Bir Günlüğüne Antik Roma’da

Gözlerimi açtığımda, karşıma çıkan manzara nefesimi kesti. Üzerinde parıldayan güneşin altında uzanan görkemli bir şehir: Antik Roma. Taş yolların arasında toga giymiş insanlar yürüyordu, satıcılar bağırarak zeytin, şarap ve ekmek satıyordu. Bir köşede gladyatörler idman yapıyor, diğer yanda çocuklar küçük tahta arabalarla oyun oynuyordu. Sanki zaman durmuştu.

Beni buraya getiren gizemli zaman kapısından çıkarken üzerimdeki modern kıyafetleri görünce herkes şaşkınlıkla baktı. Bir tüccar, bana eski bir tunik verip “Böyle daha az dikkat çekersin yabancı!” dedi. Teşekkür edip Roma’nın kalbine, Forum Romanum’a doğru yürümeye başladım. Devasa sütunlar, mermer tapınaklar ve senatörlerin yüksek sesli tartışmaları arasında tarihin tam ortasındaydım.

Bir süre sonra askerî eğitim alanında genç bir lejyonerle tanıştım. Adı Marcus’tu. Bana kılıç tutmayı, Roma selamını ve askerî disiplinin ne kadar önemli olduğunu gösterdi. “Bir günlüğüne bile burada olmak cesaret ister,” dedi. Onunla birlikte küçük bir devriye grubuna katıldım. Şehrin sınırlarına kadar yürüdük, köprüleri koruduk, halkla konuştuk. Güneş batarken, Tiber Nehri’nin üzerinde altın gibi yansıyan ışıklar Roma’yı adeta bir rüya kentine dönüştürmüştü.

Akşam olduğunda Marcus beni evine davet etti. Annesi ekmek, peynir ve şarap getirdi. Küçük bir kandilin ışığında Roma hikâyeleri dinledim; savaşlardan, imparatorun adaletinden, halkın umutlarından bahsettiler. O an fark ettim ki binlerce yıl önce bile insanlar bizimle aynı şeyleri istiyordu: barış, dostluk ve umut.

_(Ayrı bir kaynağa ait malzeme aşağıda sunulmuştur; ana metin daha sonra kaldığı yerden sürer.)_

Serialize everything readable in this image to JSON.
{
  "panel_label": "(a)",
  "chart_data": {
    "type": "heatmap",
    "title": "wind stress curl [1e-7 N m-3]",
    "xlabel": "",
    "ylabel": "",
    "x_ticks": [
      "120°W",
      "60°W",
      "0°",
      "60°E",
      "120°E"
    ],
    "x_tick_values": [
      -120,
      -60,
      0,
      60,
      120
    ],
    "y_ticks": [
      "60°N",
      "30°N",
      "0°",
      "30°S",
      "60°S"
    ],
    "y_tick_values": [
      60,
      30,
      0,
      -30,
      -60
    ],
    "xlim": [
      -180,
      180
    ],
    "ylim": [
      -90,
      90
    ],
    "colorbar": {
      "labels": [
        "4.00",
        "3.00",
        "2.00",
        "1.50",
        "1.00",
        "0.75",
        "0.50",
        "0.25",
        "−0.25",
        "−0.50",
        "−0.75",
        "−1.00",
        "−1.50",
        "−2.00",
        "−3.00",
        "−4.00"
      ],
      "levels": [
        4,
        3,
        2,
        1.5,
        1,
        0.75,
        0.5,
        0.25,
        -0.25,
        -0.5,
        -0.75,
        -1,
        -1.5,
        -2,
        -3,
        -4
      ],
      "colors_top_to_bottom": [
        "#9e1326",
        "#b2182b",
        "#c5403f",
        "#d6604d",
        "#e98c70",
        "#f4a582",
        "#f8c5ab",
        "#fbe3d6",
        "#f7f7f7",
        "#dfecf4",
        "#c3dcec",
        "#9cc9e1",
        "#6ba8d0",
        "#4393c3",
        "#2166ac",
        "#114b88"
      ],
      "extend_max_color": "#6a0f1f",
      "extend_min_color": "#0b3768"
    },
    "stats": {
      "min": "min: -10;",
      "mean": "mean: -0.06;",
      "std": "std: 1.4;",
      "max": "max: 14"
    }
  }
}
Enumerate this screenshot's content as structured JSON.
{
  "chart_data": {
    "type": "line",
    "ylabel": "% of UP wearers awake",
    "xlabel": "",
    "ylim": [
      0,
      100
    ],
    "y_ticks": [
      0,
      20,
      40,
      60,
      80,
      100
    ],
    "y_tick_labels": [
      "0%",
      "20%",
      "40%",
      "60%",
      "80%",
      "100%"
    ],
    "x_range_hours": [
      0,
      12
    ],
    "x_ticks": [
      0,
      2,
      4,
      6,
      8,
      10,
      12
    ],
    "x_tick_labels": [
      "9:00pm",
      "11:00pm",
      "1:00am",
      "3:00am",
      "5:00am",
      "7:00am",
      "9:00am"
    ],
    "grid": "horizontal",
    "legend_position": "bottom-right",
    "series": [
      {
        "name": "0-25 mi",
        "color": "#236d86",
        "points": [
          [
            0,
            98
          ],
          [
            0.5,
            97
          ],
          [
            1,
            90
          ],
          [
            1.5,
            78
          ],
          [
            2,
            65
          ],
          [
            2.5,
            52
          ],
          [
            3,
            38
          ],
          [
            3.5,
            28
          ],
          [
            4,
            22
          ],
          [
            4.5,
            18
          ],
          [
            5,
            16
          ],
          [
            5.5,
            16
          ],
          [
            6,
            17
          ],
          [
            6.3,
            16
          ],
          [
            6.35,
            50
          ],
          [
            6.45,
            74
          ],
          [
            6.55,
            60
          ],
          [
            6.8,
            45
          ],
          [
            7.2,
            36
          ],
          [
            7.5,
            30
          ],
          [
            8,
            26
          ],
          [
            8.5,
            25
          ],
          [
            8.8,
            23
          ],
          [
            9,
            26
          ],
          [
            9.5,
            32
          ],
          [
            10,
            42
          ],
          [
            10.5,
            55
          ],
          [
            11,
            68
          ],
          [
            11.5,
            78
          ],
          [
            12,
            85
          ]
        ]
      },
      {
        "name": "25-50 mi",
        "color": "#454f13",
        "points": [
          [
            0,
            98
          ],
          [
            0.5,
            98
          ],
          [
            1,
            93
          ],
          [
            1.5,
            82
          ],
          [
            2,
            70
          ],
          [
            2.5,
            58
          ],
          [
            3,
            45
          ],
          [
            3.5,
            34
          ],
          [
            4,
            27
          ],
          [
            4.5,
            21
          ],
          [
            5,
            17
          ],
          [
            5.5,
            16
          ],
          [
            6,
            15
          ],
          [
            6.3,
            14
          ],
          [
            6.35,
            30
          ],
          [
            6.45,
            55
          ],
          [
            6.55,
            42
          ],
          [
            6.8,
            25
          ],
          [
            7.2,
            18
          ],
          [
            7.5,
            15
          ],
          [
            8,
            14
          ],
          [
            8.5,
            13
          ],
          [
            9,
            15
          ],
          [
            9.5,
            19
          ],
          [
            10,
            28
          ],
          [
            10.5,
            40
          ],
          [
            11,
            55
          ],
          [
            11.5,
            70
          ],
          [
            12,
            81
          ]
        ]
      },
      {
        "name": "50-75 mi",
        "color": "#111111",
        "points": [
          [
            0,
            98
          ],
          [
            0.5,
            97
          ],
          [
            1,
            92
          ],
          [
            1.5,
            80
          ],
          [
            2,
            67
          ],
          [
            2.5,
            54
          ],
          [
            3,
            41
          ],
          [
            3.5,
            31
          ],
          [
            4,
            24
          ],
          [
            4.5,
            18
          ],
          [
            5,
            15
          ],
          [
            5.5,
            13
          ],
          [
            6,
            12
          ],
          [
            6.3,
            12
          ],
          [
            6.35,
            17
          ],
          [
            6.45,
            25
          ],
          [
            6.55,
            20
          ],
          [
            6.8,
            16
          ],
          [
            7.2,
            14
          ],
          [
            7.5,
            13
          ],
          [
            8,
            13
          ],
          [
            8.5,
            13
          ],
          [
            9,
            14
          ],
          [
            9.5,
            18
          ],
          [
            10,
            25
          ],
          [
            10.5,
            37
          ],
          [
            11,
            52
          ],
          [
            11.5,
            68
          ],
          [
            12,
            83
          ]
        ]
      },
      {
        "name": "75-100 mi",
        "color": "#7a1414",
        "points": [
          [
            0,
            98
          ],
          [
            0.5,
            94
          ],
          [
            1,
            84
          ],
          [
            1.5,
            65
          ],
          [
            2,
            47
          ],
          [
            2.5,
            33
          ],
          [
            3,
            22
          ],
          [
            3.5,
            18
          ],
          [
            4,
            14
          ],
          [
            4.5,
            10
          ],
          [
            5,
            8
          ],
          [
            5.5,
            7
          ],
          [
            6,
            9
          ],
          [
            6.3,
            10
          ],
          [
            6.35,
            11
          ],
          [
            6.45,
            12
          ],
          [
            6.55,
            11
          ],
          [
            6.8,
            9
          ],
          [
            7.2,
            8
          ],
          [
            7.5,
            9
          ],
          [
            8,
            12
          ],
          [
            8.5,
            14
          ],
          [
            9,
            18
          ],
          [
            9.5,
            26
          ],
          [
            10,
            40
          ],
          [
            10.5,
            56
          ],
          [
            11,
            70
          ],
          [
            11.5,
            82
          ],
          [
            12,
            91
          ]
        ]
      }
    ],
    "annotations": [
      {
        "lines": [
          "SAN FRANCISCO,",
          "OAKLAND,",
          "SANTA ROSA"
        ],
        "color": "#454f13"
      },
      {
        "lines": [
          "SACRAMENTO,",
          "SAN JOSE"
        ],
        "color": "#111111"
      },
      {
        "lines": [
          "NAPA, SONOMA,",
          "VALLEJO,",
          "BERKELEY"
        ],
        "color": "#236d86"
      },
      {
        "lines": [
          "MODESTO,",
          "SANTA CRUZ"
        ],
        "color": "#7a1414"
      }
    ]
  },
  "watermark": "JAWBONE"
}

Zaman kapısının yeniden açıldığını hissettiğimde, Marcus’a veda ettim. “Bir gün yine görüşürüz,” dedi gülümseyerek. Işığın içinden geçerken Roma’nın sesleri yavaşça uzaklaştı. Gözlerimi tekrar açtığımda kendi odamdaydım, ama hâlâ üzerimde o taş sokakların sıcaklığı, o insanların samimiyeti vardı.

O gün sadece geçmişe gitmemiştim; insanlığın özünü, değişmeyen ruhunu görmüştüm.